G P N S T O R Y
The choice of what to do with Iran is clear cut – just listen to the experts who tell us, but then be prepared to do some of the most serious thinking in your own life and make your painful choice when there is nobody who can really be certain about what is right, but so many lives are at stake that we have to choose.
CON
Avner Cohen is the author of “The Worst Kept Secret: Israel’s Bargain with the Bomb." GPN has described him as a former Israeli, who is not allowed in Israel because of his nuclear politics, and he has been quoted before in GPN Issue 9, Winter 2012, "What if the Iranians start killing scientists?"
“It’s easier to criticize the 'messianic' Israeli leadership, which thrives on 'falsehoods and deceptions,' when the criticism comes from the heart of the security establishment - the former head of the Shin Bet security service. Yet even here, Israeli tribalism's response has been mainly denial.
"[Netanyahu] made the Iranian issue the be-all and end-all, he's the one who created the warped connection between Iran and the Holocaust, between Mahmoud Ahmadinejad and Adolf Hitler.
"Some believe that an Israeli strike now would be an irrational move; that all the talk about an attack is one big falsehood and deception, a bluff aimed at increasing the pressure on Iran.
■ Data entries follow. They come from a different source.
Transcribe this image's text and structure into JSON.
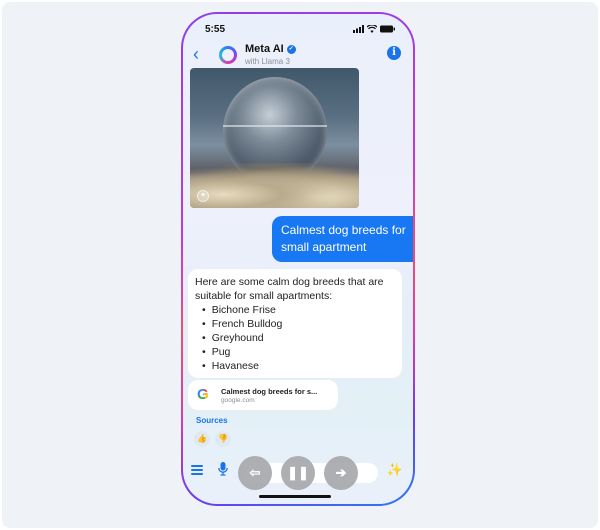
{
  "status_bar": {
    "time": "5:55"
  },
  "header": {
    "back_icon": "chevron-left-icon",
    "title": "Meta AI",
    "verified_icon": "verified-badge-icon",
    "subtitle": "with Llama 3",
    "info_icon": "info-icon",
    "info_glyph": "i"
  },
  "generated_image": {
    "alt": "Glass sphere floating above clouds",
    "overlay_icon": "imagine-sparkle-icon"
  },
  "messages": [
    {
      "role": "user",
      "text": "Calmest dog breeds for small apartment"
    },
    {
      "role": "assistant",
      "intro": "Here are some calm dog breeds that are suitable for small apartments:",
      "items": [
        "Bichone Frise",
        "French Bulldog",
        "Greyhound",
        "Pug",
        "Havanese"
      ]
    }
  ],
  "source_card": {
    "title": "Calmest dog breeds for s...",
    "domain": "google.com",
    "logo_letter": "G"
  },
  "sources_label": "Sources",
  "reactions": {
    "like_glyph": "👍",
    "dislike_glyph": "👎"
  },
  "bottom_bar": {
    "menu_icon": "hamburger-menu-icon",
    "mic_glyph": "🎙",
    "controls": {
      "back_glyph": "⇦",
      "pause_glyph": "❚❚",
      "forward_glyph": "➔"
    },
    "sparkle_glyph": "✨"
  },
  "colors": {
    "accent": "#1877f2",
    "link": "#1a73e8",
    "background": "#eff3f8"
  }
}
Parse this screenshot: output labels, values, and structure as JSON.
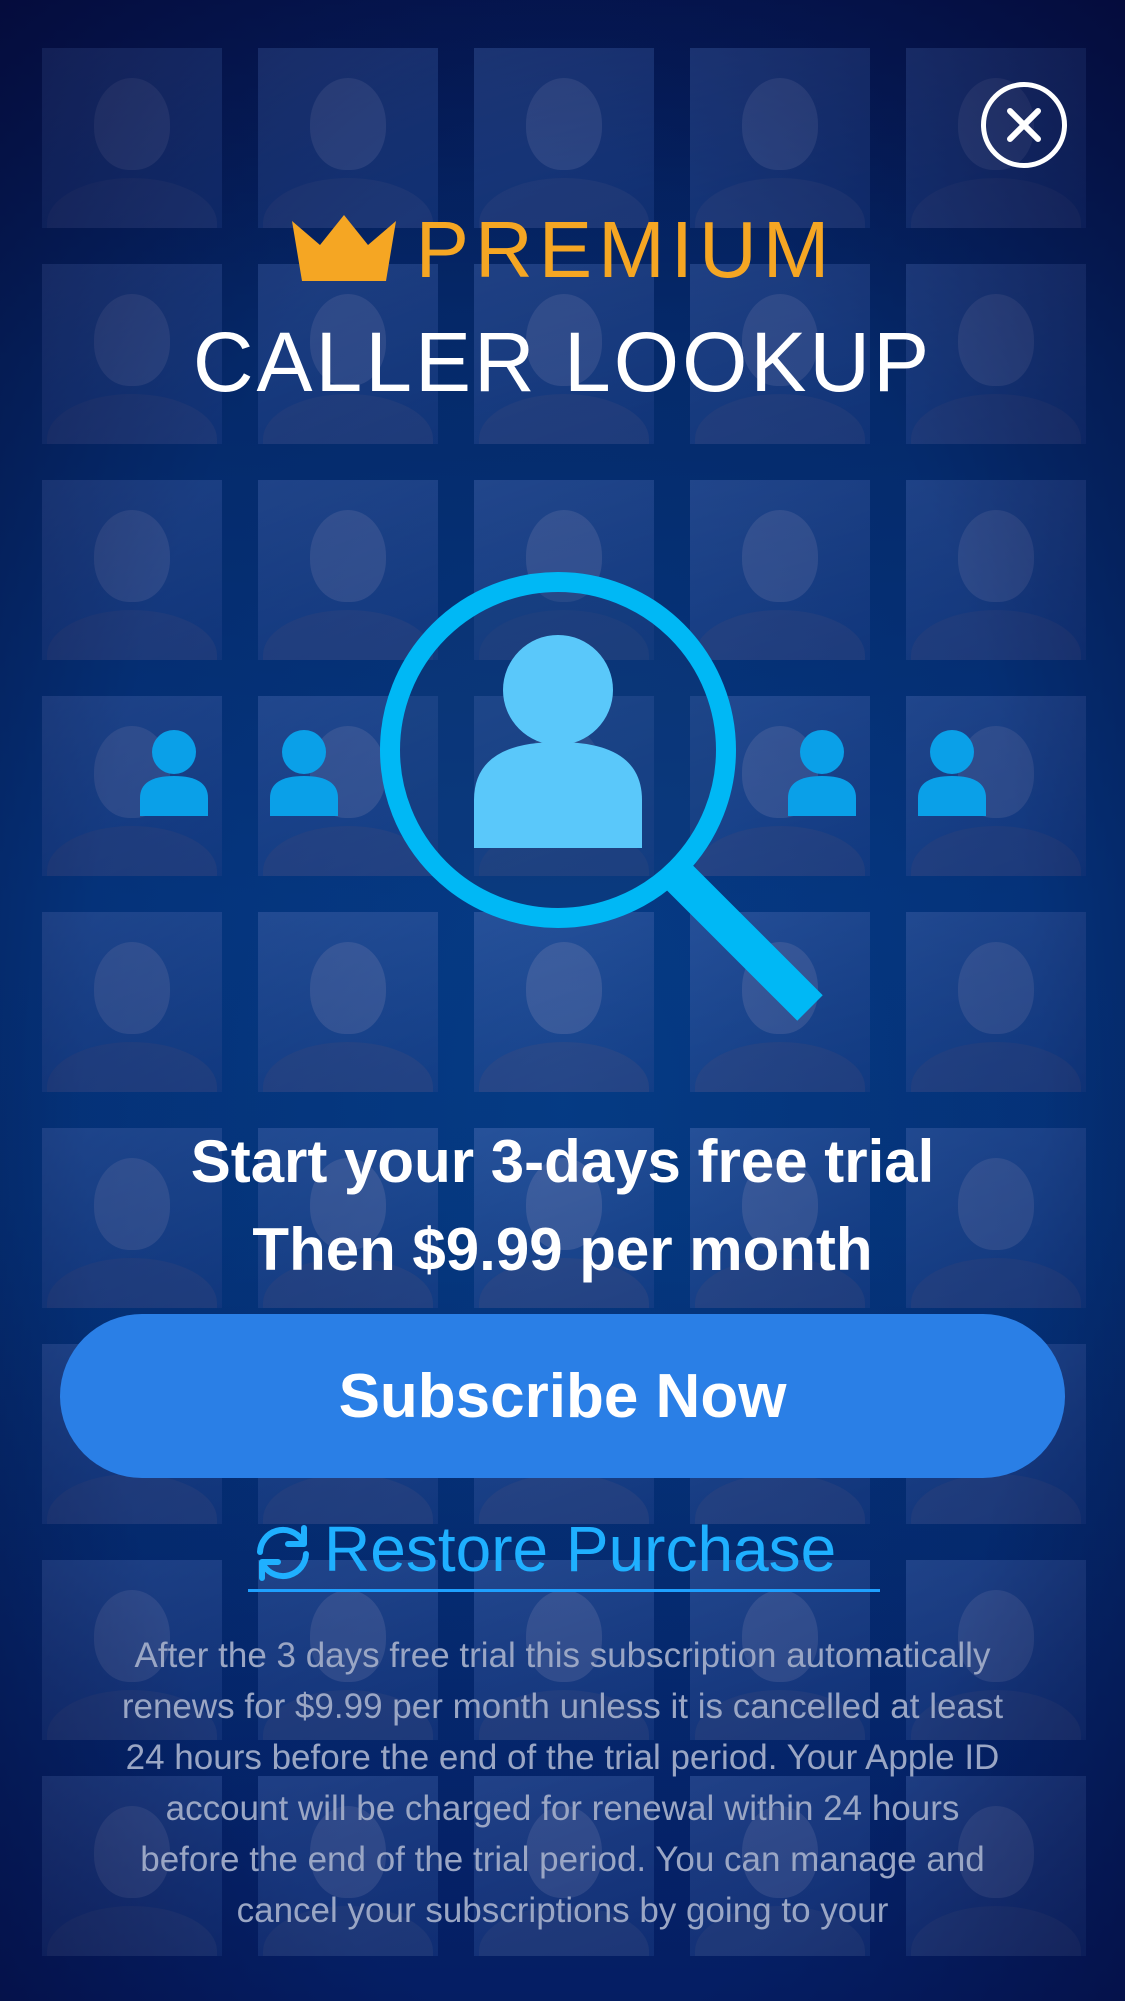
{
  "header": {
    "badge": "PREMIUM",
    "title": "CALLER LOOKUP"
  },
  "offer": {
    "line1": "Start your 3-days free trial",
    "line2": "Then $9.99 per month"
  },
  "actions": {
    "subscribe_label": "Subscribe Now",
    "restore_label": "Restore Purchase"
  },
  "terms": {
    "text": "After the 3 days free trial this subscription automatically renews for $9.99 per month unless it is cancelled at least 24 hours before the end of the trial period. Your Apple ID account will be charged for renewal within 24 hours before the end of the trial period. You can manage and cancel your subscriptions by going to your"
  },
  "icons": {
    "close": "close-icon",
    "crown": "crown-icon",
    "magnifier": "magnifier-person-icon",
    "restore": "refresh-icon",
    "person": "person-icon"
  },
  "colors": {
    "premium": "#f5a623",
    "accent_blue": "#00b8f5",
    "button": "#2a7fe6",
    "restore_link": "#1fb0ff",
    "background": "#052a63"
  }
}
"Could it be that Netanyahu is the person in charge who has gone crazy and is gambling on a minor apocalypse to prevent a major apocalypse?"
Source: Cohen, Avner (May 6, 2012). Messianic and then some. Haaretz English Edition.
The same Avner Cohen is again quoted in the next article on Israel's Haaretz on a battleground about Iran. It seems that because GPN disagrees strongly with Cohen's longtime objections to Israel's nuclear policy we are bending over backwards to quote him. I think we mean well, but we also mean for readers to see how wrong Cohen's stretch is.
Yuval Diskin, former Shin Bet Chief, and Meir Dagan, former Israeli Mossad Director and Reserve Major General
In the last year Dagan has called a possible Israel military strike on Iran “a stupid idea,” saying that it was not likely to achieve its goals and that it could lead to a protracted war.
Diskin’s criticisms echo nearly identical complaints voiced by Dagan a year ago. Both men served under Netanyahu until early 2011, together with then-army chief Ashkenazi. Dagan has claimed that the three of them together had managed while in office to restrain dangerous impulses toward "adventurism" on Iran by Netanyahu and his defense minister Ehud Barak. Dagan worried aloud who would do so now that the three had retired. Diskin made a similar argument in his April 27 speech, accusing Netanyahu and Barak of "messianic" impulses.
Ashkenazi had not publicly acknowledged his disagreements with Netanyahu until a New York conference, where he spoke out for the first time in favor of Israeli restraint toward Iran. Echoing Dagan, Olmert and ex-air force chief Shkedy, Ashkenazi said Israel should face Iran as part of an international alliance with its "friends in the region and around the world," rather than going it alone. He added that sanctions against Iran had "worked in the past," citing Iran's freezing of nuclear research under pressure in 2003.
Source: Goldberg, J.J. (May 6, 2012). How a conference became a political brawl over Israel's Iran policy. Forward.
Ehud Olmer, former Prime Minister
The Islamic Republic, Olmert said, is neither the Nazi-like existential threat that Netanyahu claims it to be nor the simple target Netanyahu claims Israel can overcome alone. For all of Israel's strengths, Olmert said, "we should face the international community with quieter tones." It isn't healthy for either party, he said, if America is seen as "under the command of the State of Israel."
PRO
Amos Yadlin: Former Military Intelligence chief, Reserve Major General
“A nuclear Iran is more dangerous than a military strike against the Islamic regime.”
A story by Haaretz and Reuters quoted Yadlin as saying that “Iran has a ‘sophisticated’ strategy to pursue nuclear weapons. “Yadlin gave his assessment that Iran’s strategy “is ‘unfortunately’ working.” Yadlin said he favored exhausting all other options before attacking Iran’s nuclear facilities. “If they can’t be contained when they don’t have nuclear weapons how can they be contained when they do?”